What is going to set you apart is your ability to have gained more knowledge about people skills, confidence, and deal closing faster than your competition.

To put it very simply you have to know what to do and what not to do faster than your competition.  You have to to learn how to carry yourself and how not to carry yourself in each situation. You need to know how to handle buyer’s objections and seller’s objections right on the spot.

If you have reached the level of mastery in gaining new clients, submitting offers, and putting deals together quickly, then you will have the leverage in most deals. You will exude confidence.

Your clients “feel” this confidence.

You have been on this path of mastery from a very young age, when you first learned your name and tied your shoes. You have been given the gift of brain plasticity. No matter what age you are, your brain is malleable. You can master any practice you continue to focus on.

There are very few limits to human potential.

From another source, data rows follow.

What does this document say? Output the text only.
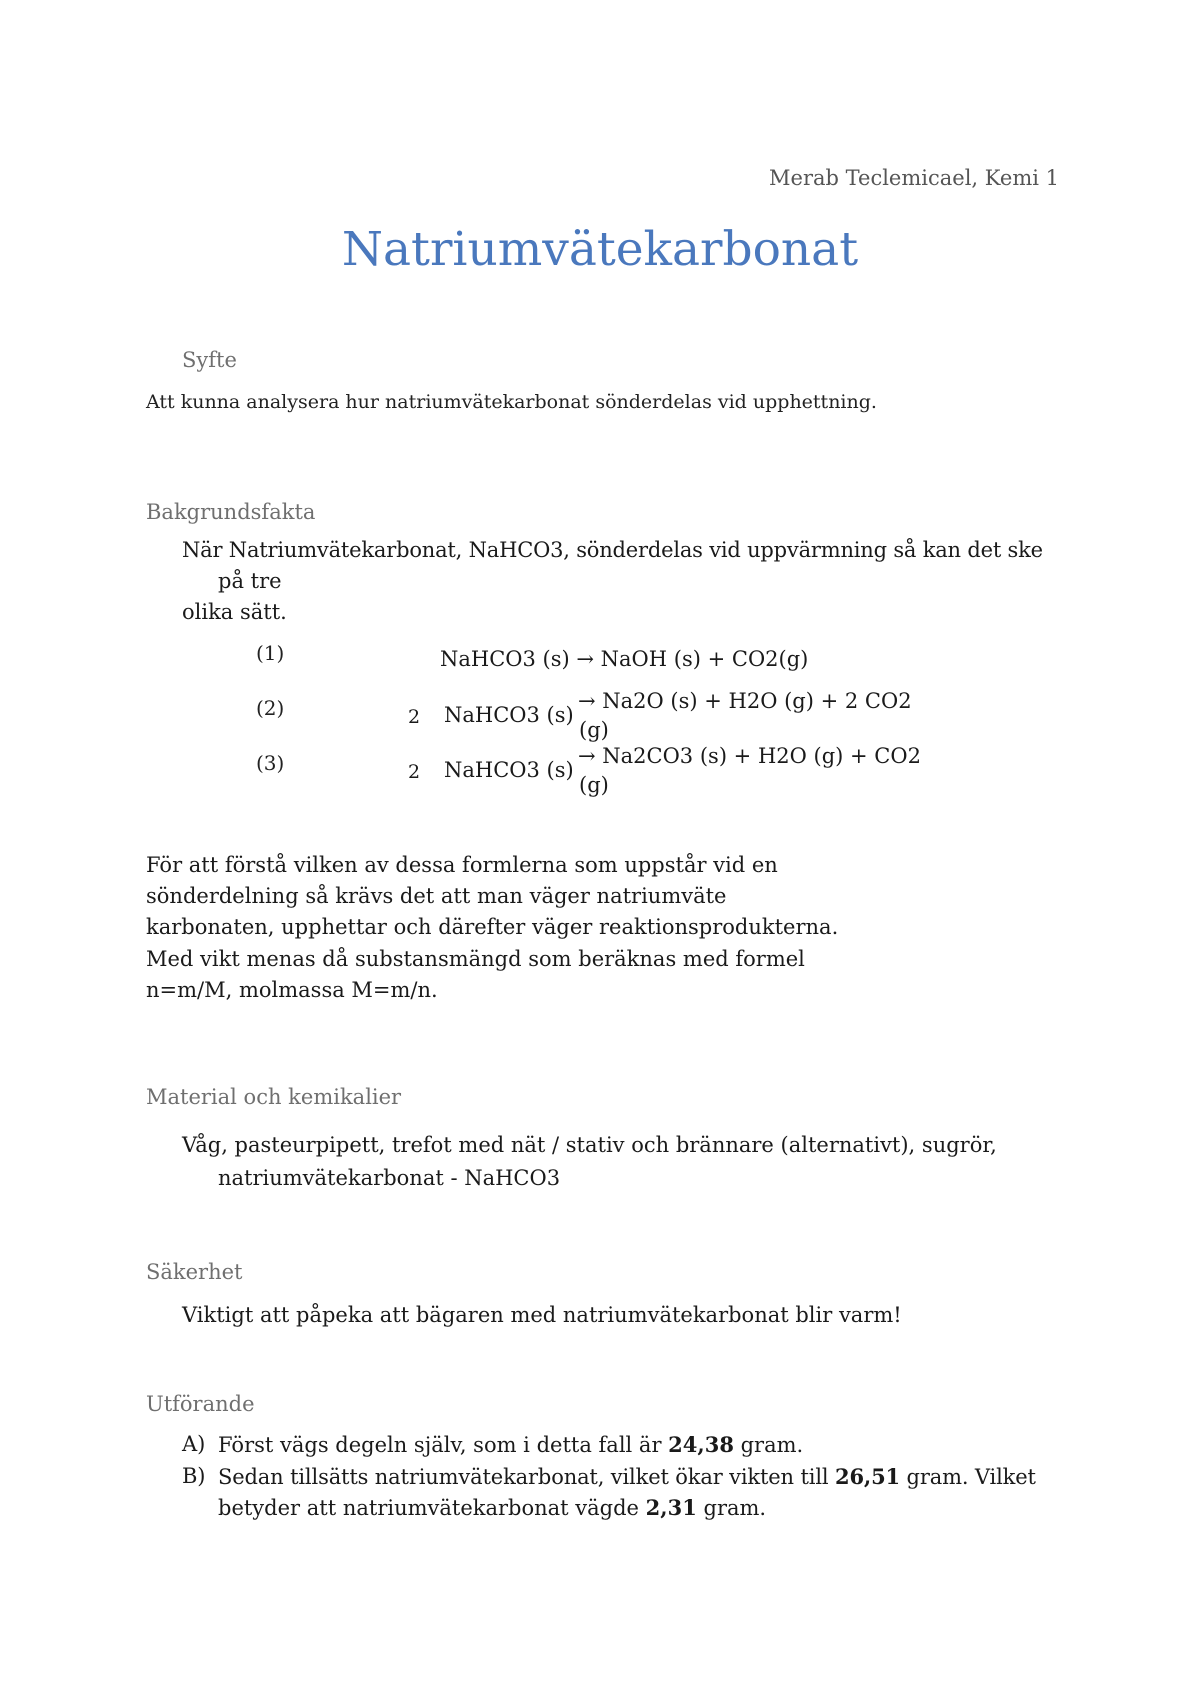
Merab Teclemicael, Kemi 1
Natriumvätekarbonat
Syfte
Att kunna analysera hur natriumvätekarbonat sönderdelas vid upphettning.
Bakgrundsfakta
När Natriumvätekarbonat, NaHCO3, sönderdelas vid uppvärmning så kan det ske
på tre
olika sätt.
(1)	NaHCO3 (s) → NaOH (s) + CO2(g)
(2)	2 NaHCO3 (s)
→ Na2O (s) + H2O (g) + 2 CO2
(g)
(3)	2 NaHCO3 (s)
→ Na2CO3 (s) + H2O (g) + CO2
(g)
För att förstå vilken av dessa formlerna som uppstår vid en
sönderdelning så krävs det att man väger natriumväte
karbonaten, upphettar och därefter väger reaktionsprodukterna.
Med vikt menas då substansmängd som beräknas med formel
n=m/M, molmassa M=m/n.
Material och kemikalier
Våg, pasteurpipett, trefot med nät / stativ och brännare (alternativt), sugrör,
natriumvätekarbonat - NaHCO3
Säkerhet
Viktigt att påpeka att bägaren med natriumvätekarbonat blir varm!
Utförande
A) Först vägs degeln själv, som i detta fall är 24,38 gram.
B) Sedan tillsätts natriumvätekarbonat, vilket ökar vikten till 26,51 gram. Vilket
betyder att natriumvätekarbonat vägde 2,31 gram.
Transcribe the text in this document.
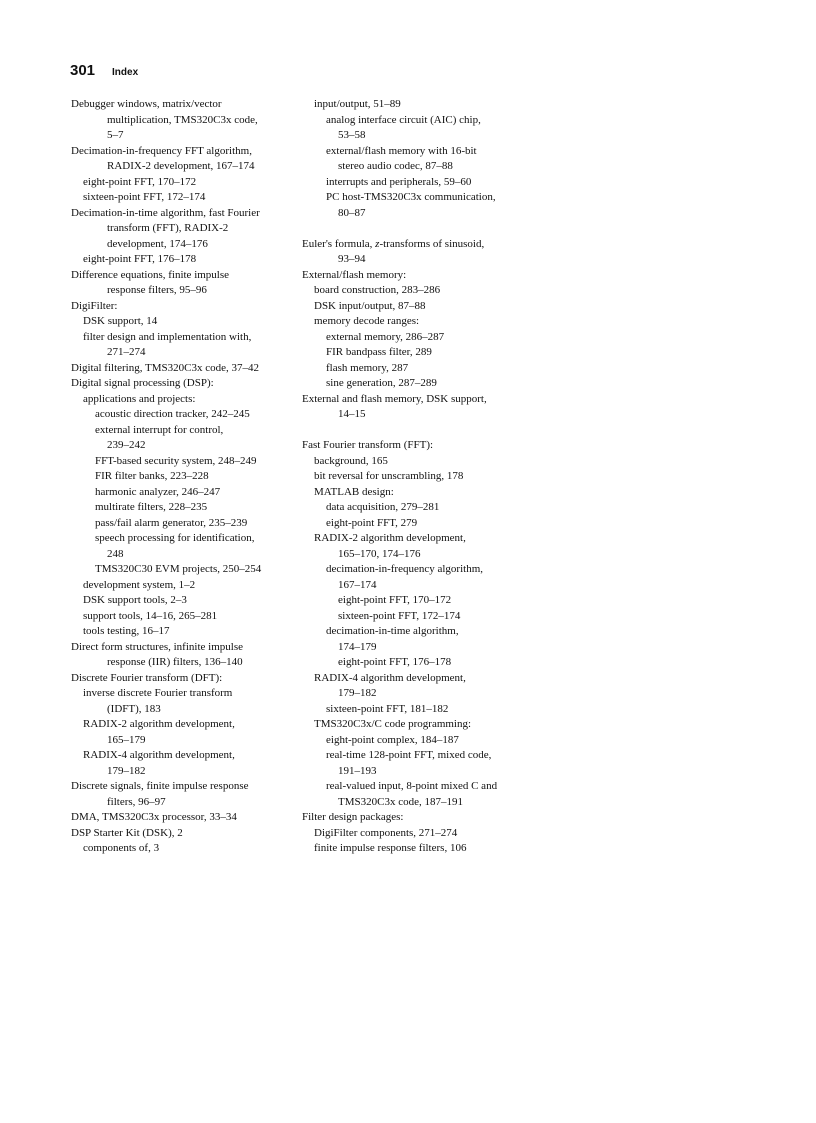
301 Index
Debugger windows, matrix/vector
multiplication, TMS320C3x code,
5–7
Decimation-in-frequency FFT algorithm,
RADIX-2 development, 167–174
eight-point FFT, 170–172
sixteen-point FFT, 172–174
Decimation-in-time algorithm, fast Fourier
transform (FFT), RADIX-2
development, 174–176
eight-point FFT, 176–178
Difference equations, finite impulse
response filters, 95–96
DigiFilter:
DSK support, 14
filter design and implementation with,
271–274
Digital filtering, TMS320C3x code, 37–42
Digital signal processing (DSP):
applications and projects:
acoustic direction tracker, 242–245
external interrupt for control,
239–242
FFT-based security system, 248–249
FIR filter banks, 223–228
harmonic analyzer, 246–247
multirate filters, 228–235
pass/fail alarm generator, 235–239
speech processing for identification,
248
TMS320C30 EVM projects, 250–254
development system, 1–2
DSK support tools, 2–3
support tools, 14–16, 265–281
tools testing, 16–17
Direct form structures, infinite impulse
response (IIR) filters, 136–140
Discrete Fourier transform (DFT):
inverse discrete Fourier transform
(IDFT), 183
RADIX-2 algorithm development,
165–179
RADIX-4 algorithm development,
179–182
Discrete signals, finite impulse response
filters, 96–97
DMA, TMS320C3x processor, 33–34
DSP Starter Kit (DSK), 2
components of, 3
input/output, 51–89
analog interface circuit (AIC) chip,
53–58
external/flash memory with 16-bit
stereo audio codec, 87–88
interrupts and peripherals, 59–60
PC host-TMS320C3x communication,
80–87
Euler's formula, z-transforms of sinusoid,
93–94
External/flash memory:
board construction, 283–286
DSK input/output, 87–88
memory decode ranges:
external memory, 286–287
FIR bandpass filter, 289
flash memory, 287
sine generation, 287–289
External and flash memory, DSK support,
14–15
Fast Fourier transform (FFT):
background, 165
bit reversal for unscrambling, 178
MATLAB design:
data acquisition, 279–281
eight-point FFT, 279
RADIX-2 algorithm development,
165–170, 174–176
decimation-in-frequency algorithm,
167–174
eight-point FFT, 170–172
sixteen-point FFT, 172–174
decimation-in-time algorithm,
174–179
eight-point FFT, 176–178
RADIX-4 algorithm development,
179–182
sixteen-point FFT, 181–182
TMS320C3x/C code programming:
eight-point complex, 184–187
real-time 128-point FFT, mixed code,
191–193
real-valued input, 8-point mixed C and
TMS320C3x code, 187–191
Filter design packages:
DigiFilter components, 271–274
finite impulse response filters, 106
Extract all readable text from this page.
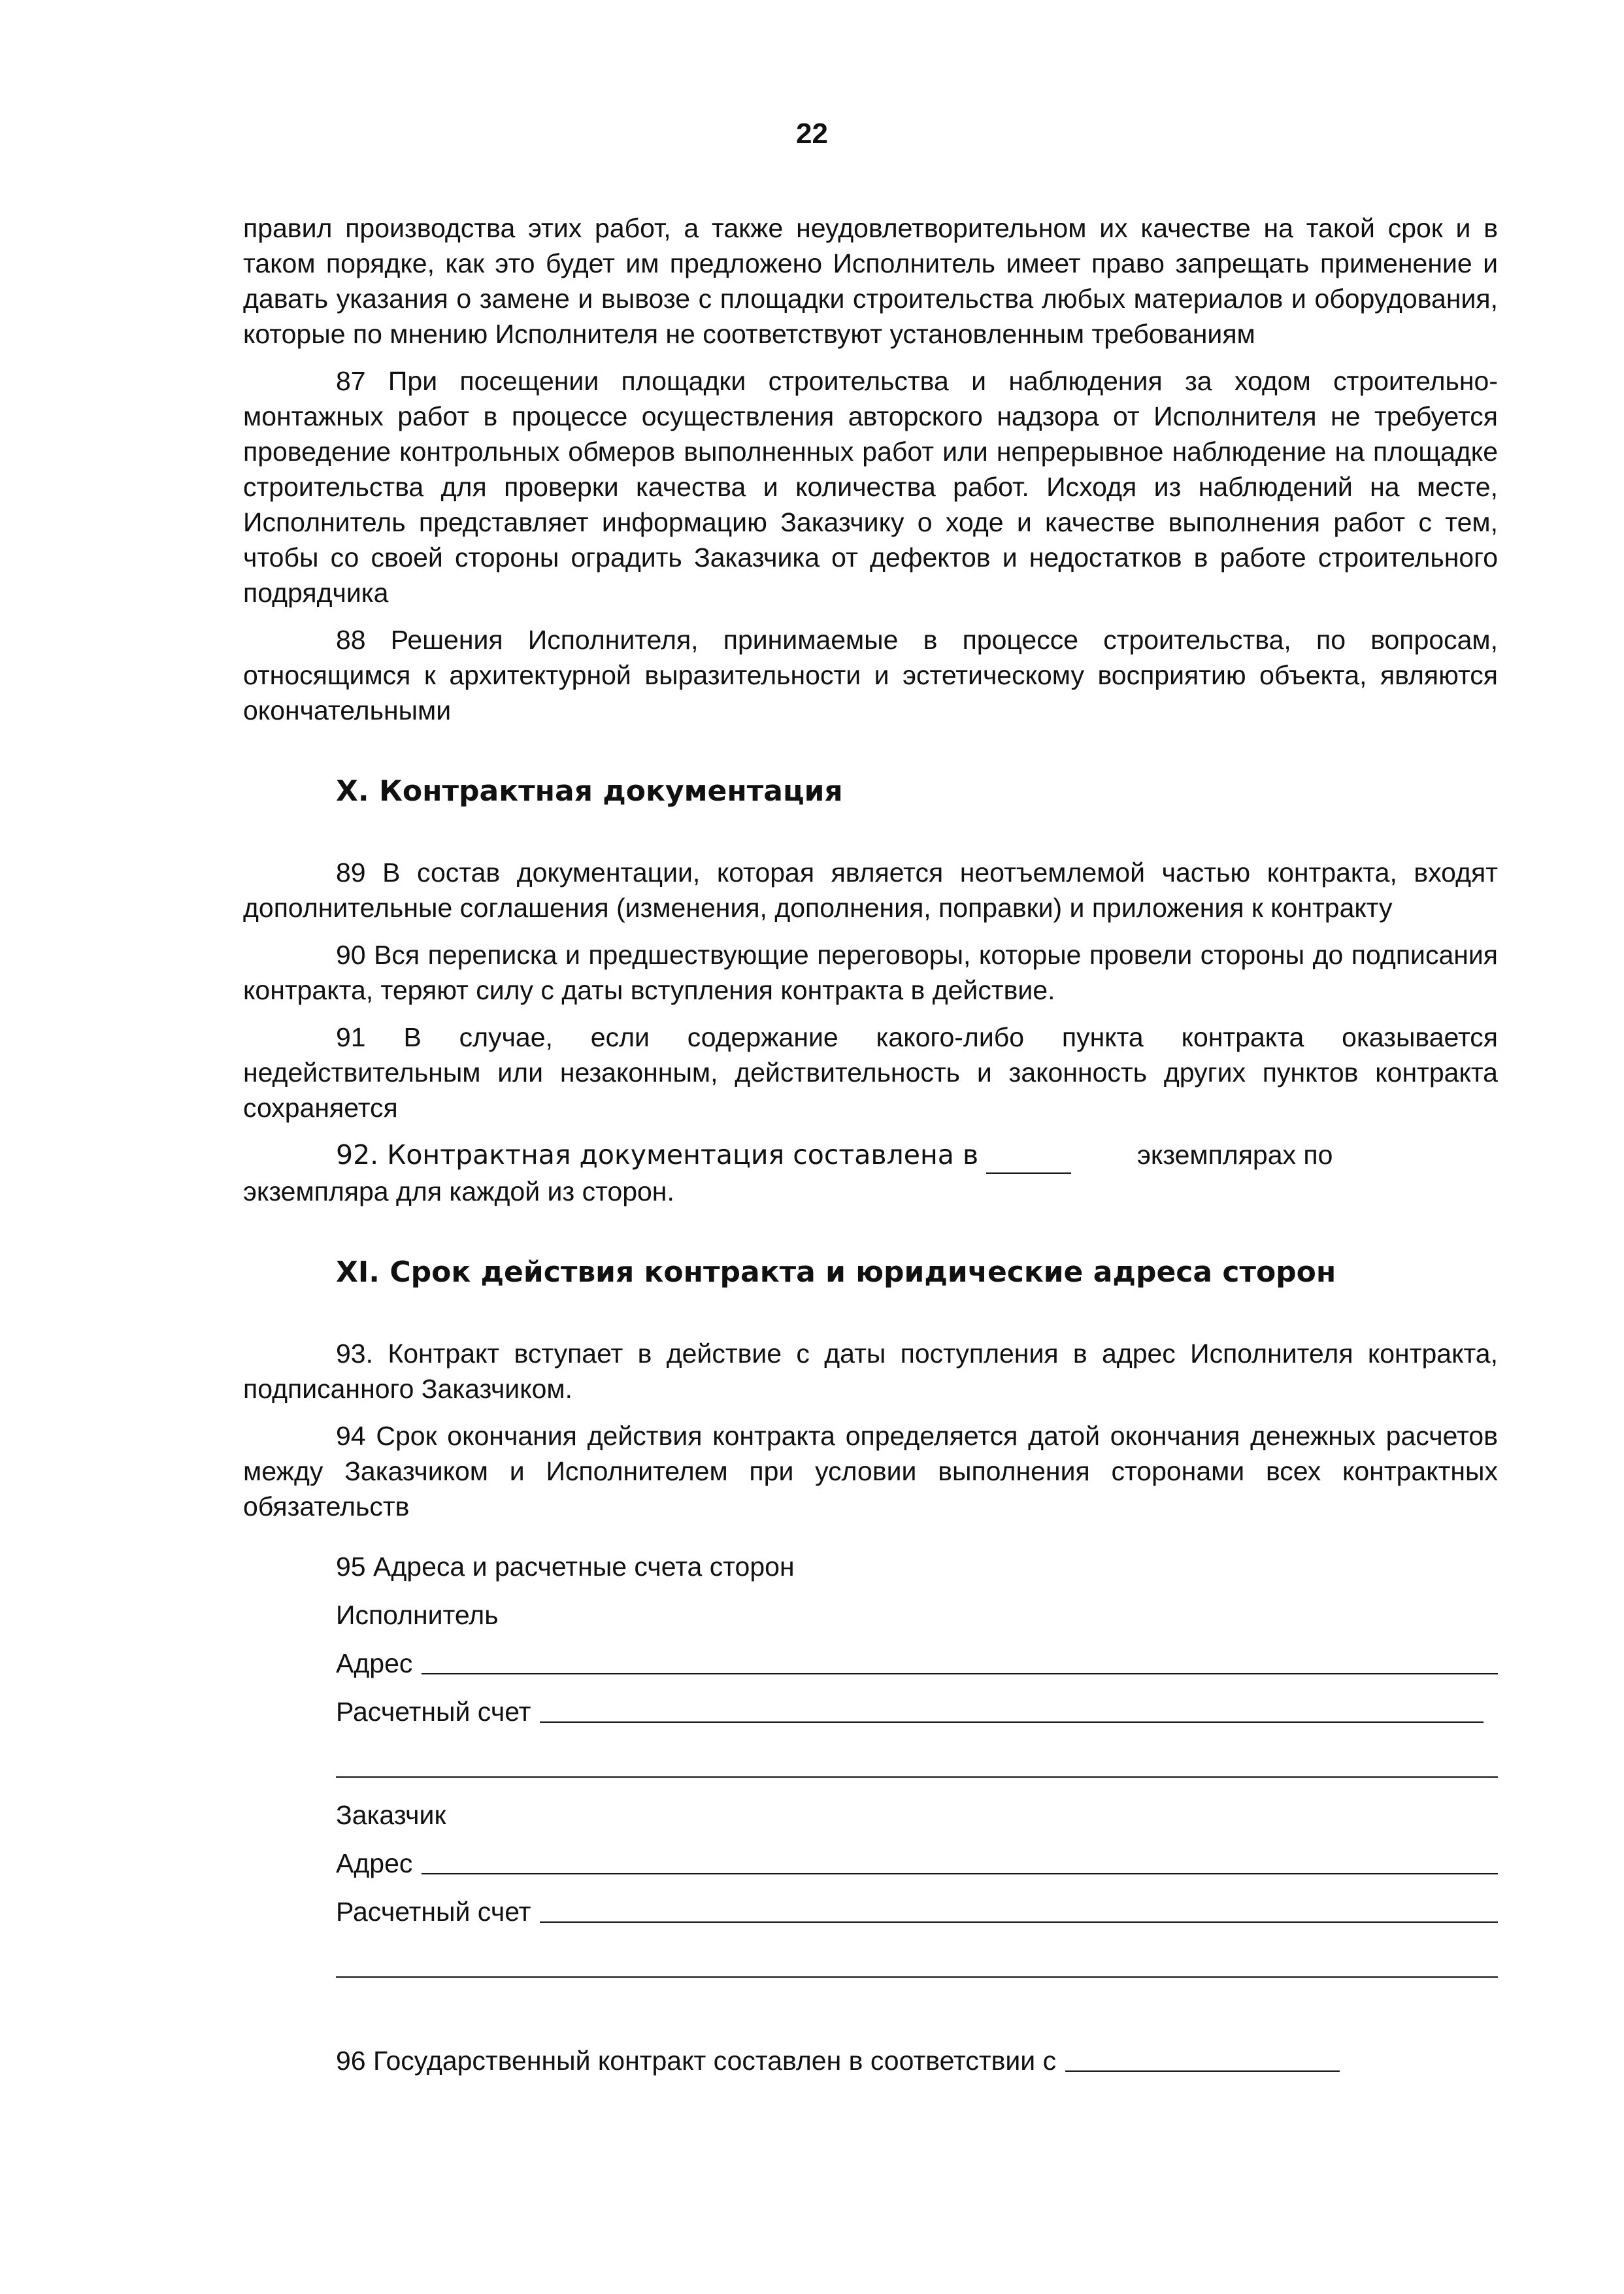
22

правил производства этих работ, а также неудовлетворительном их качестве на такой срок и в таком порядке, как это будет им предложено Исполнитель имеет право запрещать применение и давать указания о замене и вывозе с площадки строительства любых материалов и оборудования, которые по мнению Исполнителя не соответствуют установленным требованиям

87 При посещении площадки строительства и наблюдения за ходом строительно-монтажных работ в процессе осуществления авторского надзора от Исполнителя не требуется проведение контрольных обмеров выполненных работ или непрерывное наблюдение на площадке строительства для проверки качества и количества работ. Исходя из наблюдений на месте, Исполнитель представляет информацию Заказчику о ходе и качестве выполнения работ с тем, чтобы со своей стороны оградить Заказчика от дефектов и недостатков в работе строительного подрядчика

88 Решения Исполнителя, принимаемые в процессе строительства, по вопросам, относящимся к архитектурной выразительности и эстетическому восприятию объекта, являются окончательными

X. Контрактная документация

89 В состав документации, которая является неотъемлемой частью контракта, входят дополнительные соглашения (изменения, дополнения, поправки) и приложения к контракту

90 Вся переписка и предшествующие переговоры, которые провели стороны до подписания контракта, теряют силу с даты вступления контракта в действие.

91 В случае, если содержание какого-либо пункта контракта оказывается недействительным или незаконным, действительность и законность других пунктов контракта сохраняется

92. Контрактная документация составлена в	экземплярах по
экземпляра для каждой из сторон.
XI. Срок действия контракта и юридические адреса сторон

93. Контракт вступает в действие с даты поступления в адрес Исполнителя контракта, подписанного Заказчиком.

94 Срок окончания действия контракта определяется датой окончания денежных расчетов между Заказчиком и Исполнителем при условии выполнения сторонами всех контрактных обязательств

95 Адреса и расчетные счета сторон
Исполнитель
Адрес
Расчетный счет
Заказчик
Адрес
Расчетный счет
96 Государственный контракт составлен в соответствии с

We can rapidly learn from books, mentors, colleagues, coaches, and from the direct experiences of trial and error.

Trial and error is of course the most painful form of reaching the stage of mastery but there is also something to be said about perseverance and the ability to keep going when every fiber says to quit.

The path of trial and error can make success that much sweeter, because you made it happen through your own novel intelligence rather than following a blueprint created by someone else.

“Our greatest weakness lies in giving up. The most certain way to succeed is always to try just one more time.” -Thomas Edison

When you fail and fail again you will learn approaches that are potentially amazing discoveries. All of this engrained experience becomes your expert knowledge and your personal brand.

I recently heard a story. When Sara Blakely, founder of Spanx, was growing up, her father would often ask her the same question at dinnertime.

“What have you failed at this week?”

“My dad growing up encouraged me and my brother to fail. The gift he was giving me is that failure is (when you are) not trying versus the outcome. It’s really allowed me to be much freer in trying things and spreading my wings in life.” -Sara Blakely

The failure was celebrated rather than shamed. That’s how we learn rapidly; we take action. We focus on taking action instead of being a perfectionist.

Along the way to mastery be yourself because everyone else is taken. It’s cliche, but it’s true. The most profitable person you can be is yourself. There is only one of you.

In closing, the path to mastery has no direct route. It’s the route that feels most native to you. It could be through trial and error or it could be through seeking expert coaching, the one constant is never ending learning.